Bruce Ackerman of Yale University asserted that “the third year [of law school] is not an expensive frill but a crucial resource in training lawyers for 21st-century challenges” [“Obama’s outdated view of law school,” op-ed, Sept. 7]. However, he did not confront (or even discuss) the most fundamental fact on this subject.
As with any asset, the value of the third year of law school — however measured — can only be judged against its cost. And American Bar Association accreditation standards notwithstanding, nothing precludes changing a law school’s program to entertain Mr. Ackerman’s curricular view within a two-year framework.
What the professor left unsaid is that saving students the cost of a third year might come with an altogether different cost: A few of today’s law professors might lose their cushy jobs.
Michael C. Macchiarola, Basking Ridge, N.J.

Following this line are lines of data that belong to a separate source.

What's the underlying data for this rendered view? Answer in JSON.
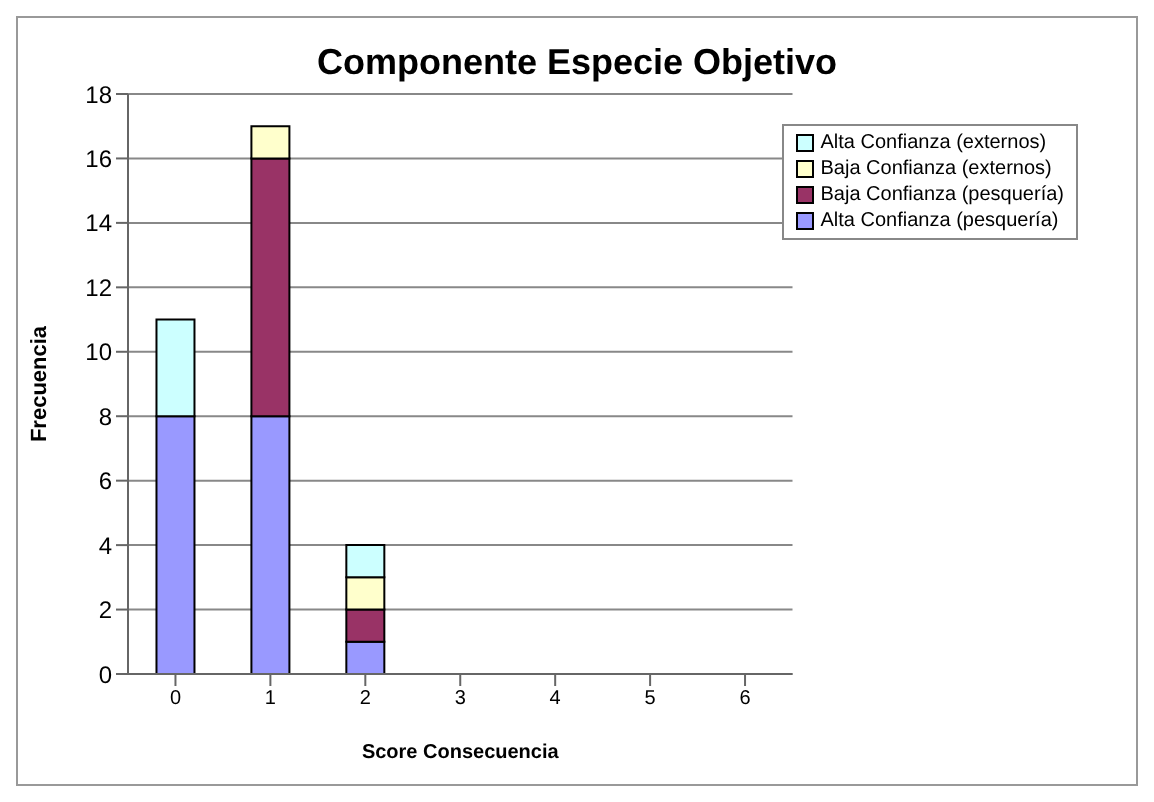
{
  "chart_data": {
    "type": "bar",
    "title": "Componente Especie Objetivo",
    "xlabel": "Score Consecuencia",
    "ylabel": "Frecuencia",
    "categories": [
      "0",
      "1",
      "2",
      "3",
      "4",
      "5",
      "6"
    ],
    "stacked": true,
    "series": [
      {
        "name": "Alta Confianza (pesquería)",
        "color": "#9999ff",
        "values": [
          8,
          8,
          1,
          0,
          0,
          0,
          0
        ]
      },
      {
        "name": "Baja Confianza (pesquería)",
        "color": "#993366",
        "values": [
          0,
          8,
          1,
          0,
          0,
          0,
          0
        ]
      },
      {
        "name": "Baja Confianza (externos)",
        "color": "#ffffcc",
        "values": [
          0,
          1,
          1,
          0,
          0,
          0,
          0
        ]
      },
      {
        "name": "Alta Confianza (externos)",
        "color": "#ccffff",
        "values": [
          3,
          0,
          1,
          0,
          0,
          0,
          0
        ]
      }
    ],
    "ylim": [
      0,
      18
    ],
    "yticks": [
      0,
      2,
      4,
      6,
      8,
      10,
      12,
      14,
      16,
      18
    ],
    "grid": "y",
    "legend": "top right"
  }
}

Bruce Ackerman’s thoughtful Sept. 7 op-edadded an important dimension to the discussion of where good lawyers are made. As a student of the John F. Kennedy School, I was able to take a class in regulatory economics taught by Justice Stephen Breyer, then a district court judge, and Richard Zeckhauser, a professor of economics. It was excellent preparation for corporate and public management. Perhaps pure legal training may be taught in two years, but good professionals should attend multidisciplinary programs of at least three — if not four — years. Joint MBA/law/public policy graduates now lead many private and public institutions.